Why is this? In a survey of 1300+ researchers (Tenopir et al. 2011), a lack of time and funding were among the major reasons for not sharing. In our work on publicly sharing data/code from research studies conducted by Innovations for Poverty Action (IPA) and the Center for Effective Global Action (CEGA), we have found that it’s much more time-consuming to publicly share data/code if making the materials usable to others was not considered early on during the project lifecycle. Research analysts and managers who worked with the project during data collection often move on after a couple of years, and if materials aren’t documented well, it can be difficult (or impossible!) to sort out messy files and datasets later on.

Organizing materials throughout a project was our motivation for our research transparency workshop co-organized by the Berkeley Initiative for Transparency in the Social Sciences (BITSS) and IPA. BITSS was established in 2012 to strengthen the quality of social science research and evidence used for policy-making. The initiative aims to enhance the practices of economists, psychologists, political scientists and other social scientists in ways that promote research transparency, reproducibility, and openness. IPA and CEGA have research transparency initiatives which support researchers in sharing their data but this is the first time that the two organizations came together to hold a workshop for researchers and research staff working in developing countries. All together we had about 35 participants at our 2-day workshop, including both researchers working at African universities and institutions as well as IPA’s research managers from over ten countries within East Africa and beyond.

During the workshop (agenda here) we covered topics on how to make research reproducible. The sessions included an overview of why research is unreliable and how to make it more reliable, best practices for managing data and code, writing a pre-analysis plan, writing dynamic documents with Markdoc in Stata, and using Git/Github for keeping track of versions of code. We also had sessions on Open Science Framework (OSF), a tool created by the Center for Open Science for collaborating with other researchers. We hosted a guest speaker, Dr. Paulin Basinga, who works with the Gates Foundation as well as the Ministry of Health in Rwanda and discussed (video here) the importance of replications for providing a strong evidence base for policy. Finally, we dedicated several hours to hands-on time in which participants could work on improving their own data/code with instructors present to assist. All materials are available on our workshop page on OSF.

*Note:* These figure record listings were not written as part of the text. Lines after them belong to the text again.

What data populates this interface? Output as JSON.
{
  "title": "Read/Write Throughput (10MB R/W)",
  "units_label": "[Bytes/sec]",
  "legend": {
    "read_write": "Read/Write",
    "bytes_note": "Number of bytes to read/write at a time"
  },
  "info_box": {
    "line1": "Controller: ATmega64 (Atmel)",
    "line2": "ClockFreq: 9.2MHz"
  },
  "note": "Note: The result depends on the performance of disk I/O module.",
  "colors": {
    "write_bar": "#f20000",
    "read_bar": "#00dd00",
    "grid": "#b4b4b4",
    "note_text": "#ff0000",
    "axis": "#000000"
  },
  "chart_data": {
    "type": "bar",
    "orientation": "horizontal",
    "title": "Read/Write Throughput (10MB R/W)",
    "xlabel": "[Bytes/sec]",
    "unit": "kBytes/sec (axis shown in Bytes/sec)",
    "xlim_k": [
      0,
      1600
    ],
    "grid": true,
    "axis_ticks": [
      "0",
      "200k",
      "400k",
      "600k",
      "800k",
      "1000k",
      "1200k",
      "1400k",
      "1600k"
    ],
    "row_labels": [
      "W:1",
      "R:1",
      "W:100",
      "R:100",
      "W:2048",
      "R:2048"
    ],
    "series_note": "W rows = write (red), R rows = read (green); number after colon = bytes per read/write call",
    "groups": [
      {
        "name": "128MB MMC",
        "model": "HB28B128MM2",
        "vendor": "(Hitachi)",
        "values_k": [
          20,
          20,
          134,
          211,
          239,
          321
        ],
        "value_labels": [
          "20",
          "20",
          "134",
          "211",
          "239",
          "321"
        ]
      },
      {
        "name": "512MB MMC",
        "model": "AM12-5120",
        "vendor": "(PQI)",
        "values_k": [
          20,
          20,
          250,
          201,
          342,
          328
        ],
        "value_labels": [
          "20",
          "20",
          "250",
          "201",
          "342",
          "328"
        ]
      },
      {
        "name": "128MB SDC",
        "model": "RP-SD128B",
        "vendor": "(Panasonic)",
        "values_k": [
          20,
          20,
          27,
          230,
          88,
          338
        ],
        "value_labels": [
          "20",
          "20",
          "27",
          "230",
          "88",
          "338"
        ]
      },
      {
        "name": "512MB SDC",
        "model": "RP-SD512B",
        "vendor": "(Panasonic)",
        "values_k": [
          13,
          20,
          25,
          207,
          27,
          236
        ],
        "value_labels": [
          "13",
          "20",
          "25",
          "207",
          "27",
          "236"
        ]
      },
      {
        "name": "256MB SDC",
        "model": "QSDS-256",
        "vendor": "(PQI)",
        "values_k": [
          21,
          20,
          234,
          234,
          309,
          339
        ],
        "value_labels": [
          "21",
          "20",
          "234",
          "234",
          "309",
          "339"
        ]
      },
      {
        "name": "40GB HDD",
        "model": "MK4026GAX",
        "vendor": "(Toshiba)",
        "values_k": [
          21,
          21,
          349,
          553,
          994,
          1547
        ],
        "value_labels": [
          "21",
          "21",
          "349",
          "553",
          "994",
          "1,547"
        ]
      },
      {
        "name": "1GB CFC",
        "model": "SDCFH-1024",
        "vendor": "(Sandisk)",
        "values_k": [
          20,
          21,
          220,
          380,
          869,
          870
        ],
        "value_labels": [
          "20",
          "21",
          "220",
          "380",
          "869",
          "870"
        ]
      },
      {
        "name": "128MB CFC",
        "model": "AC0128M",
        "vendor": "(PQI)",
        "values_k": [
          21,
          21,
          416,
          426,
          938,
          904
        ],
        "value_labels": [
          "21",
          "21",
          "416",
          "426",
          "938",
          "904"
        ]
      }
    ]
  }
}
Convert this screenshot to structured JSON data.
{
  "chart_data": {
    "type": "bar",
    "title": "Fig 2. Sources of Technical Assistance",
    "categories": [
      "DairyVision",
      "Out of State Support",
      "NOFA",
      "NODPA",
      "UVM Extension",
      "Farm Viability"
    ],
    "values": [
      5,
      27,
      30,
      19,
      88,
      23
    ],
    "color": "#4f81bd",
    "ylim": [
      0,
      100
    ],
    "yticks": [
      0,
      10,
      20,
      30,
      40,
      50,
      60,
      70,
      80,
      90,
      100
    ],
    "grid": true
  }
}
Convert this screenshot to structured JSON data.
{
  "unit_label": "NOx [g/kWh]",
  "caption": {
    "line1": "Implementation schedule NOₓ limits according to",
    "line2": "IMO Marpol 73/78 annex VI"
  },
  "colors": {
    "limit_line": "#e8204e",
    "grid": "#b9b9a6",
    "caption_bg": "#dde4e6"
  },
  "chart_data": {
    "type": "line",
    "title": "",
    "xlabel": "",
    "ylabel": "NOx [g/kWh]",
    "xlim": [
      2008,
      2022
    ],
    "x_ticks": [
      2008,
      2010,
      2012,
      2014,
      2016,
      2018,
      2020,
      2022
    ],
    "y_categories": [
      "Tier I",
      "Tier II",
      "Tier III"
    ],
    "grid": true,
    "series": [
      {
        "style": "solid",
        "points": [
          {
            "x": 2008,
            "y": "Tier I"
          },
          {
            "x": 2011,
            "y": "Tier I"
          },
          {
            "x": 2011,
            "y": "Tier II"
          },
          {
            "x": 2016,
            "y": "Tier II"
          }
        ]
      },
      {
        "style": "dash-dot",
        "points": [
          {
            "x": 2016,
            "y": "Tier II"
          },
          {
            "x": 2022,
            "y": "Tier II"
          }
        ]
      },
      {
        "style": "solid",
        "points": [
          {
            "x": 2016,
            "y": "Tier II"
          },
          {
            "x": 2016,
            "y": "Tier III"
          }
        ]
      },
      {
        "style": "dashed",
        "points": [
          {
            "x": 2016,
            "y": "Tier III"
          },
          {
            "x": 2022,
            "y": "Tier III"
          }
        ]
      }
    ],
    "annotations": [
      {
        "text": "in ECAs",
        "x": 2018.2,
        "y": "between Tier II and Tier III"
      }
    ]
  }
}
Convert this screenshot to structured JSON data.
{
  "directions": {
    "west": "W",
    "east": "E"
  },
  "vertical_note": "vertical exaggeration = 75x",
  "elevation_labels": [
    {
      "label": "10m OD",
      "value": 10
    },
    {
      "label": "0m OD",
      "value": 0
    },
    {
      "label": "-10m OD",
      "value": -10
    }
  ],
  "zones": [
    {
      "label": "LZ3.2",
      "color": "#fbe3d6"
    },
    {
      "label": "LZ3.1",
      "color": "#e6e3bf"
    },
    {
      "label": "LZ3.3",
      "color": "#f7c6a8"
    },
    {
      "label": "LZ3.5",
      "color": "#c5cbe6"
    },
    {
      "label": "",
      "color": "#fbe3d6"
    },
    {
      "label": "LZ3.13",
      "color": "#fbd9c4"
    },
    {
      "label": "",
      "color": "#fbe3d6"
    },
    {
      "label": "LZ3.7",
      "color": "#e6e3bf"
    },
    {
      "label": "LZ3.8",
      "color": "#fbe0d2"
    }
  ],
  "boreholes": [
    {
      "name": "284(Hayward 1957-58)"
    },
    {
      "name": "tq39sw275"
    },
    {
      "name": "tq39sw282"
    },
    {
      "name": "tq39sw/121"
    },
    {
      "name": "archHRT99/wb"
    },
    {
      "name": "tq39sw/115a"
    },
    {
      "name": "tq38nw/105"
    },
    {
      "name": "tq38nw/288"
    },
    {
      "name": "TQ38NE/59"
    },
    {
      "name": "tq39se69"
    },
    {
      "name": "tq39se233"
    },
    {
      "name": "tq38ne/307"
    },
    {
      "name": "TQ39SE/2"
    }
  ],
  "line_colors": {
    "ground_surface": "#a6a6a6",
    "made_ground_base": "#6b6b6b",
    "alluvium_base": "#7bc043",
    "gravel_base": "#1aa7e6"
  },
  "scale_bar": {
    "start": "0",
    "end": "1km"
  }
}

In order to move transparency forward, we need more than requirements from journals and funders. We also need to develop and deliver training on transparency and reproducibility methods, and need to ensure adequate funding is available to make data/code usable from early on within a project. There are many topics to cover: while we covered important areas in our two-day workshop, we see a need for regular in-depth trainings on reproducible and sharing usable data (while maintaining participant confidentiality!)  Coming up this summer, BITSS is offering a 3-day research transparency Summer Institute in Berkeley for grad students and researchers (deadline for applications March 31!) Groups such as Software Carpentry, Data Carpentry and the Center for Open Science also offer resources and training in reproducible research, and researchers at Johns Hopkins also offer an online course through Coursera. Training in reproducible research is far from a complete recipe for changing the culture, but we believe that it is an important part of the change to come. We hope to look back in ten years and marvel at the fact that most researchers used to merely state their conclusions, without showing their work.

March 21, 2016